Monday 3 January 2011

Home networking for Dummies

I have a BT phone line. Into this is plugged a microfilter, allowing me to have both a telephone line and a broadband connection. The phone line plugs into a cordless phone base station. The broadband (DSL) line plugs into a router. The router transmits wirelessly so that our smart phones and laptops can connect. So far, so good.

Sadly, someone else has been connecting to the wireless, having broken the key used to secure it and is costing me money in excess bandwidth every month. So I have a new (to me, it's actually secondhand from a trusted source) router, which has several snazzier security features which should stop the bandwidth thief. It should be simple to swap them over: 1) note down the username and password for the broadband connection; 2) unplug the old router; 3) plug the new one in; 4) connect it by ethernet cable to my laptop; 5) type in the username and password; 6) tell my laptop and phone about the new wireless network and password; and 7) off we go.

Oh, no. Oh, no we don't, not by a long shot.

Steps 1 through 4 worked fine. Step 5, however, failed miserably. I tried three different approaches to the router configuration settings, and it resolutely denied there was an internet connection to configure. Huh? So I tried to ring my internet provider to ask what was going on. I dialled the number, the DTMF (tone dialling) played a merry tune and I waited. And waited. Rang off, tried again. Nothing apart from a gentle hiss. Ring the number from my mobile, connected straight away. By this time, however, I've realised it's not my broadband provider that's the problem - or at least, not the first problem I need to fix - it's the phone line. Or lack of one.

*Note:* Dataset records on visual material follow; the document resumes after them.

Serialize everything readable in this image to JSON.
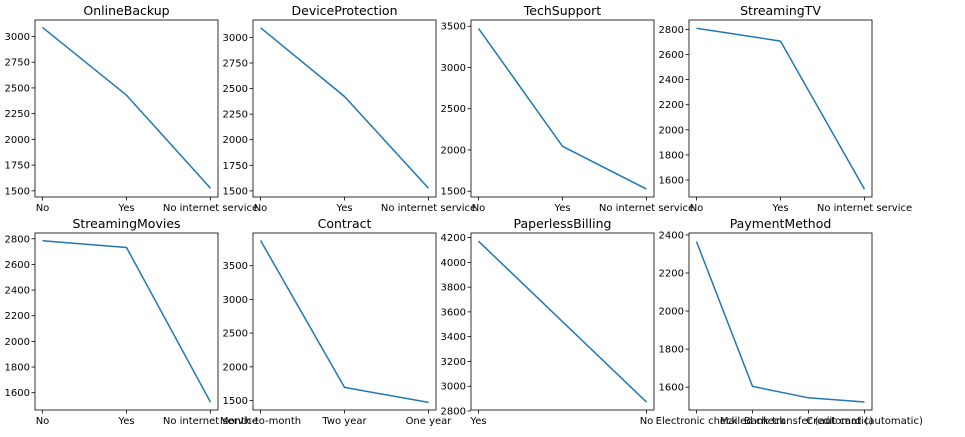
{
  "chart_data": [
    {
      "type": "line",
      "title": "OnlineBackup",
      "categories": [
        "No",
        "Yes",
        "No internet service"
      ],
      "values": [
        3088,
        2429,
        1526
      ],
      "ylim": [
        1440,
        3160
      ],
      "yticks": [
        1500,
        1750,
        2000,
        2250,
        2500,
        2750,
        3000
      ],
      "grid": false,
      "line_color": "#1f77b4"
    },
    {
      "type": "line",
      "title": "DeviceProtection",
      "categories": [
        "No",
        "Yes",
        "No internet service"
      ],
      "values": [
        3095,
        2422,
        1526
      ],
      "ylim": [
        1440,
        3170
      ],
      "yticks": [
        1500,
        1750,
        2000,
        2250,
        2500,
        2750,
        3000
      ],
      "grid": false,
      "line_color": "#1f77b4"
    },
    {
      "type": "line",
      "title": "TechSupport",
      "categories": [
        "No",
        "Yes",
        "No internet service"
      ],
      "values": [
        3473,
        2044,
        1526
      ],
      "ylim": [
        1430,
        3575
      ],
      "yticks": [
        1500,
        2000,
        2500,
        3000,
        3500
      ],
      "grid": false,
      "line_color": "#1f77b4"
    },
    {
      "type": "line",
      "title": "StreamingTV",
      "categories": [
        "No",
        "Yes",
        "No internet service"
      ],
      "values": [
        2810,
        2707,
        1526
      ],
      "ylim": [
        1465,
        2875
      ],
      "yticks": [
        1600,
        1800,
        2000,
        2200,
        2400,
        2600,
        2800
      ],
      "grid": false,
      "line_color": "#1f77b4"
    },
    {
      "type": "line",
      "title": "StreamingMovies",
      "categories": [
        "No",
        "Yes",
        "No internet service"
      ],
      "values": [
        2785,
        2732,
        1526
      ],
      "ylim": [
        1465,
        2845
      ],
      "yticks": [
        1600,
        1800,
        2000,
        2200,
        2400,
        2600,
        2800
      ],
      "grid": false,
      "line_color": "#1f77b4"
    },
    {
      "type": "line",
      "title": "Contract",
      "categories": [
        "Month-to-month",
        "Two year",
        "One year"
      ],
      "values": [
        3875,
        1695,
        1473
      ],
      "ylim": [
        1360,
        3985
      ],
      "yticks": [
        1500,
        2000,
        2500,
        3000,
        3500
      ],
      "grid": false,
      "line_color": "#1f77b4"
    },
    {
      "type": "line",
      "title": "PaperlessBilling",
      "categories": [
        "Yes",
        "No"
      ],
      "values": [
        4171,
        2872
      ],
      "ylim": [
        2808,
        4237
      ],
      "yticks": [
        2800,
        3000,
        3200,
        3400,
        3600,
        3800,
        4000,
        4200
      ],
      "grid": false,
      "line_color": "#1f77b4"
    },
    {
      "type": "line",
      "title": "PaymentMethod",
      "categories": [
        "Electronic check",
        "Mailed check",
        "Bank transfer (automatic)",
        "Credit card (automatic)"
      ],
      "values": [
        2365,
        1604,
        1544,
        1522
      ],
      "ylim": [
        1480,
        2410
      ],
      "yticks": [
        1600,
        1800,
        2000,
        2200,
        2400
      ],
      "grid": false,
      "line_color": "#1f77b4"
    }
  ]
}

There's a model of networking which goes something like this - it's a while since I've had to use it in anger. I've been stepping through it layer by layer trying to identify the problem(s) I have:
Physical layer (cables, sockets)
Data Layer (zeros and ones transmitted over physical layer)
Network layer (slightly higher level addressing, eg MAC addresses?)
Transport layer (TCP/IP - the mechanisms of getting the bits to your computer in the right sequence)
Session layer (linking the bits together properly)
Presentation layer (layout and making things look nice)
Application layer (doing stuff - the layer the user actually interacts with most of the time).

(You can remember it with the mnemonic Please Do Not Throw Sausage Pizza Away.)

Each layer relies on the one before to work. I can't influence the S, P and A layers, and they rely on the T and N layers, which are the ones you usually worry about when setting up a network connection. These, in turn, rely on the D and P layers. It seems that it's my Physical layer that's the problem. All the components are plugged in, and the router will talk to my laptop all the way up to the Application layer. However, it won't talk to the microfilter, and somehow breaks the phone line's Physical connection too. If you think of the router as a barrier, all communications are fine INSIDE the barrier. The internet continues to work OUTSIDE the barrier, but messages aren't getting through the barrier like they should. To confirm this is the problem, I did the following:

Unplug router from microfilter. Pick up phone, get dial tone. So far, so good. Replace phone. Plug old router in to microfilter. Pick up phone, get dial tone. Okkayyy... Replace phone. Plug in new router to microfilter. Pick up phone. Get no dial tone.

Interesting. In the sense of the Chinese curse "May you live in interesting times."

Pull the sofa away from the wall. Remove the faceplate. Ooooh, that doesn't look like it should:



On the back of the faceplate, not connected to anything, is this:



I've put that lot back together, and asked around on Facebook for advice as well as briefly googled the router model. It's probably that my BT line has a rubbish signal-to-noise ratio and the router can't handle that. I'm going to try to get the router plugged into a friend's network at the weekend to confirm that the router is A-OK, then assuming it is, call BT and ask them what they can do to clean up my phone line.

And this, ladies and gentlemen, is why I hate doing anything with technology. It's not quite black magic, in as much as I understand the principles of how it should work. It is, however, not simple. And I like things to be simple, especially when they're built on logic, and should thus work as predicted.